En suivant cette documentation, il est précisé que je dois éditer le fichier refind.conf pour l’enrichir des réglages souhaités (épuration interfacielle de rEFInd), évidemment comme un Linuxien se rafraichit juste la mémoire dans cette doc et connaitre naturellement les chemins vers les dossiers et fichiers système, l’emplacement du-dit fichier n’est pas précisé.
Je pars en mode recherche sur le Net, mains sur le clavier et dos face à l’écran, sachant la forme ultra fouillis uniquement textuel et verbeuse des Wiki Linux : Ce fichier est usuellement dans le dossier Boot > EFI refind du disque sous Linux. Cela commence bien : le dossier EFI n’existe même pas.

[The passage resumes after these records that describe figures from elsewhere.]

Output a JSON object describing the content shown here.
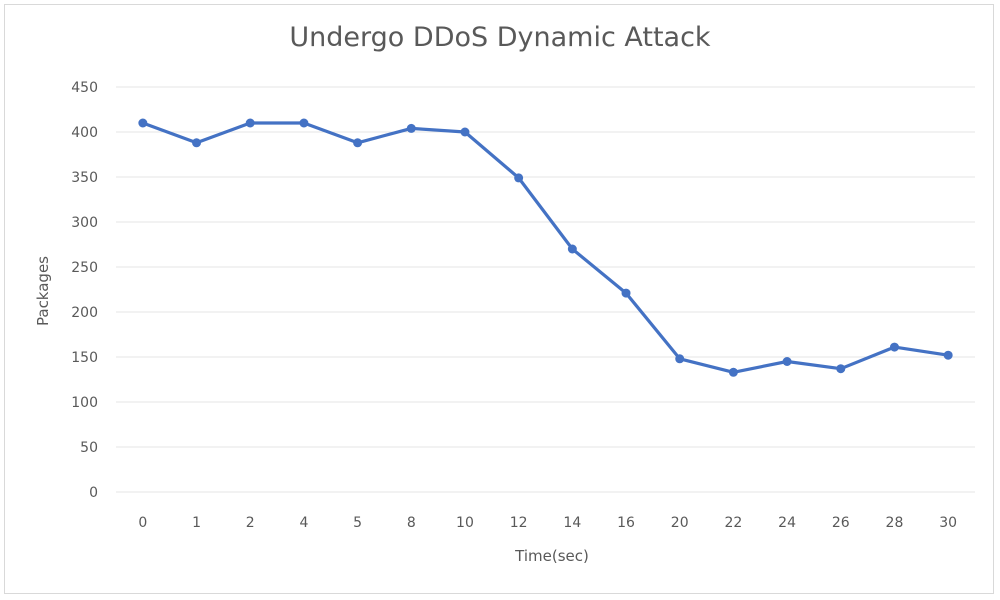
{
  "chart_data": {
    "type": "line",
    "title": "Undergo DDoS Dynamic Attack",
    "xlabel": "Time(sec)",
    "ylabel": "Packages",
    "categories": [
      "0",
      "1",
      "2",
      "4",
      "5",
      "8",
      "10",
      "12",
      "14",
      "16",
      "20",
      "22",
      "24",
      "26",
      "28",
      "30"
    ],
    "series": [
      {
        "name": "",
        "values": [
          410,
          388,
          410,
          410,
          388,
          404,
          400,
          349,
          270,
          221,
          148,
          133,
          145,
          137,
          161,
          152
        ]
      }
    ],
    "ylim": [
      0,
      450
    ],
    "yticks": [
      0,
      50,
      100,
      150,
      200,
      250,
      300,
      350,
      400,
      450
    ],
    "grid": true,
    "legend": "none",
    "colors": {
      "line": "#4472c4",
      "grid": "#e6e6e6",
      "text": "#595959"
    }
  }
}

Mode « Fouille sur le Net via forums Anglais spécialisés » enclenché ; Il m’est démontré que NixOS ne validera pas les commandes précédentes sans que j’exécute une autre commande (autre particularité de NixOS; Système hautement déclaratif).
nixos-rebuild boot
J’actionne L’explorateur de fichier maison (ici Dolphin) et ouvre le fichier refind.conf désormais révélé. Un grand nombre de lignes se jettent sur mes yeux pour faire honneur au mode verbose -vvv des barbus amoureux des pingouins.
Un sentiment de vengeance me le fait effacer toutes, et là d’écrire mes courtes prérogatives en utilisant l’éditeur de texte Kwrite:
timeout 3
enable_mouse
showtools reboot, shutdowm, firmware, about, hidden_tags, bootorder, shutdown
scanfor internal
scan_delay 3
dont_scan_dirs EFI/nixos
timeout = j’ai 3 secondes depuis l’interface rEFInd pour choisir tel ou tel OS, sinon ça boot sur le 1er sur la liste.
enable_mouse = Sa traduction Fr défini bien sa fonction, ne fonctionne pas toujours selon le PC mais pour mon cas aucun désagrément.
showtools = En bas du choix des OS on ne verra que les options choisies. Firmware mène vers les réglages du BIOS, bootorder de reconfigurer les ordres de démarrage et cacher une entrée EFI, hidden_tags permet de dé-cacher les entrées occultées
scanfor internal = Je somme rEFInd de ne chercher les fichiers de démarrage EFI QUE dans les disques internes (disques durs, SSD, NVME). Les CD, Clef usb etc seront là superbement ignorés.
scan_delay 3 = rEFInd dispose de 3 secondes pour chercher et proposer les démarrages EFI. J’ajoute que je fus empêché quelques temps avant ce réglage de voir Windows 11 listé dans rEFInd.
dont_scan_dirs EFI/nixos = nixos créé une entrée de démarrage EFI à chaque modification importante du système, c’est une sorte de point de restauration système à la sauce Linux. Et rEFInd les listent en partie ce qui constitue un polluant visuel sans utilité. Cependant l’entrée EFI « Maitre » de Linux -qui ressemble à un canot rouge, est suffisante ; Cette entrée abouti au listage des « points de restauration ».
Vous remarquez un bug d’affichage sur la capture avec le canot rouge ; certaines icones des tools sont en doublon, je pense que la cause en est de l’usage d’une machine virtuelle VMware pour reproduire mon intervention chez mon client et composer cet article sans immobiliser son PC.
Et voilà! Mon obligé est désormais dans la possibilité de choisir plus rapidement son O.S. du moment. Ce petit challenge est fini pour moi.